Карел Шульц - Камень и боль
Джулиано молчит.
— Уже три дня тому назад, — продолжает Лоренцо, — я получил текст договора, который предлагает нам кардинал Риарио от имени святого отца. Он очень выгодный.
— Timeo Danaos et don ferentes, — отозвался сухой голос Полициано. Боюсь я данайцев, даже дары приносящих.

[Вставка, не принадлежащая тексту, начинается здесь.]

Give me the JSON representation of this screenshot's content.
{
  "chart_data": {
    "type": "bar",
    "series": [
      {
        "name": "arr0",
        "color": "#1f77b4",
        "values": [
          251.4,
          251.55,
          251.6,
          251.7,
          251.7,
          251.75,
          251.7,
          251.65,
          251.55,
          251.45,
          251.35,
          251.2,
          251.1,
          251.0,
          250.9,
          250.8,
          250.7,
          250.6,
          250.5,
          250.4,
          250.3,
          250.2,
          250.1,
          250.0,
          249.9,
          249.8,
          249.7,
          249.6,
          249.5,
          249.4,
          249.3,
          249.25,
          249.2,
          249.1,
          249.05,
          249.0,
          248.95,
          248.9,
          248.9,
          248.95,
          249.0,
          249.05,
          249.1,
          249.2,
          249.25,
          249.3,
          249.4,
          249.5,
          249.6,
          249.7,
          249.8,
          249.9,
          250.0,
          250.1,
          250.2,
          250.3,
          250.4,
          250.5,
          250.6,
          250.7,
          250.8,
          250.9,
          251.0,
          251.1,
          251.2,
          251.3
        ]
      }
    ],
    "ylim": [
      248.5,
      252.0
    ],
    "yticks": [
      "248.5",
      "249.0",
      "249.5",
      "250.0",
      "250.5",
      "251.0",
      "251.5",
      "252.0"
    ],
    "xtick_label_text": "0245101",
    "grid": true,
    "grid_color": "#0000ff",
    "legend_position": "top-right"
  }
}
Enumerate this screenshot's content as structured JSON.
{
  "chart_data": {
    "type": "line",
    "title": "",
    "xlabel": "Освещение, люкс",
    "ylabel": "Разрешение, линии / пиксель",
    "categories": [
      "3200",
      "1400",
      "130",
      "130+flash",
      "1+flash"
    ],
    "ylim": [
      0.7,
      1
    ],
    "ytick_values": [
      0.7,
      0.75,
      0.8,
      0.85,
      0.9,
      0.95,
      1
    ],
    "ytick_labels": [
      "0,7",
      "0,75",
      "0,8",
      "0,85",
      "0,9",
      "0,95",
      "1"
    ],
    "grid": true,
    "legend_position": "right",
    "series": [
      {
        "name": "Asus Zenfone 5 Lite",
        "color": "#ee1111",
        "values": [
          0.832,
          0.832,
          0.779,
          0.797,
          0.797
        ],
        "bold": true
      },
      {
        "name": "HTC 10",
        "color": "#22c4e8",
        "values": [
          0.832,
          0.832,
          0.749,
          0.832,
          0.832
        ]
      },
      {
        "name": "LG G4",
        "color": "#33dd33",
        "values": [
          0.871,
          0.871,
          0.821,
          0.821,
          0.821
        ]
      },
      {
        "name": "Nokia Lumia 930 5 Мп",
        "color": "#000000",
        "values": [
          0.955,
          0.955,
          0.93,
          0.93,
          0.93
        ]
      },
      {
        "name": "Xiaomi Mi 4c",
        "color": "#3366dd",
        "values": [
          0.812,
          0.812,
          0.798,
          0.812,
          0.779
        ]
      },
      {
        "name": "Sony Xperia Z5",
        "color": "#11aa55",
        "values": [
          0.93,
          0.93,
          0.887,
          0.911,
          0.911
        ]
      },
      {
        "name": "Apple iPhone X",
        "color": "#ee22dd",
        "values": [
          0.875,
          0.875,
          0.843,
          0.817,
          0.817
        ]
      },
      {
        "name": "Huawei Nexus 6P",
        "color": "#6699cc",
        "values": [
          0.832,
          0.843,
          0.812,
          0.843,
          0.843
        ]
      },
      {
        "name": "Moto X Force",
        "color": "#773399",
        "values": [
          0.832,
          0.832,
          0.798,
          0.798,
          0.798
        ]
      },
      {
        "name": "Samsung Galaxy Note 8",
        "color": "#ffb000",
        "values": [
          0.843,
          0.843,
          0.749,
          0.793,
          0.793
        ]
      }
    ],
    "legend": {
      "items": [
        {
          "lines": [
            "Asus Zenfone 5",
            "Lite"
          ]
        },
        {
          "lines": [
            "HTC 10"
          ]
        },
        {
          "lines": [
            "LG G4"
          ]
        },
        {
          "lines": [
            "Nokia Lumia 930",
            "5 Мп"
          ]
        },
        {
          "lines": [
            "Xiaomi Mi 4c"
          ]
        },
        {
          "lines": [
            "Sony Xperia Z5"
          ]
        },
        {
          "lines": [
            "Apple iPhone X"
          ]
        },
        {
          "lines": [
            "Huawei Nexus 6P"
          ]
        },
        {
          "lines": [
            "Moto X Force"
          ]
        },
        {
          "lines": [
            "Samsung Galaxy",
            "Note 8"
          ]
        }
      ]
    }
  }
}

Плыл колокольный звон. Металлический голос, не только ломающий молнии и отгоняющий бури, но и оплакивающий мертвых. Сейчас он сзывает. Улицы, конечно, уже полны народа, спешащего в храм, словно нынче праздник. Редко принимает Флоренция в своих стенах кардиналов. Прошло время, когда флорентийская роза притягивала своим благоуханием и на улицах стояли триумфальные арки с надписями, гордыми до кощунства. Не то что какой-то кардинал-племянник, а сам папа Пий Второй, к тому же сиенец, приехал когда-то, в сопровождении десяти кардиналов и шестидесяти епископов, полюбоваться флорентийской весной, и гонфалоньер Бернардо Герарди имел возможность блестяще острить с его святостью о парче папского облачения, что она больше обозначает: superbiam или sanctitatem, тщеславие или святость, ткань тяжелая, величавая, воистину архиерейская. Встреча была славная. Вдоль улиц стояли на коленях перед мулами кардиналов королевские пленные, Югурта со своими нумидийцами переходил под власть церкви, и сам патрон города, святой Иоанн Креститель, вдруг спустился с портала, на крылах восьми ангелов, и подал святому отцу ключи от городских ворот. Когда на площади закружились шары планет, под которыми был рожден Пий Второй, и из каждого шара вышел гений рода Пикколомини, рухнул блистающий мишурой столп идолопоклонства, а на другом столпе, мраморном, высоко подняв факел, запела ликующую песнь — Вера…
Но тогда… Тогда еще архиепископы не приезжали ночью, а кардиналов, в чьей свите не было физиономий из римских солдатских кабаков, приветствовали самые прекрасные девушки города, полные прелести и очарования, — здесь Милосердие, там Умеренность, дальше Смирение и, наконец, Благочестие.
Теперь такие вещи можно увидеть лишь во время карнавала. Кардиналам известны другие пути. Но ни одному из них святой Иоанн Креститель, небесный покровитель Флоренции, не подает ключей от городских ворот. И правитель Медичи, конечно, знает, почему Сикстова племянника Риарио не приветствуют аллегориями Смирения и Милосердия.
Улицы шумят. Хоть нынче королевские пленные не поют своих сонетов на перекрестках, под рабским игом, и зрелище — скудное, народ валит толпами со всех кварталов к Санта-Мария-дель-Фьоре, на кардинальскую мессу. В кропильницах явно недостанет святой воды, и в переполненном храме даже в самую святую минуту едва ли кому удастся преклонить колена.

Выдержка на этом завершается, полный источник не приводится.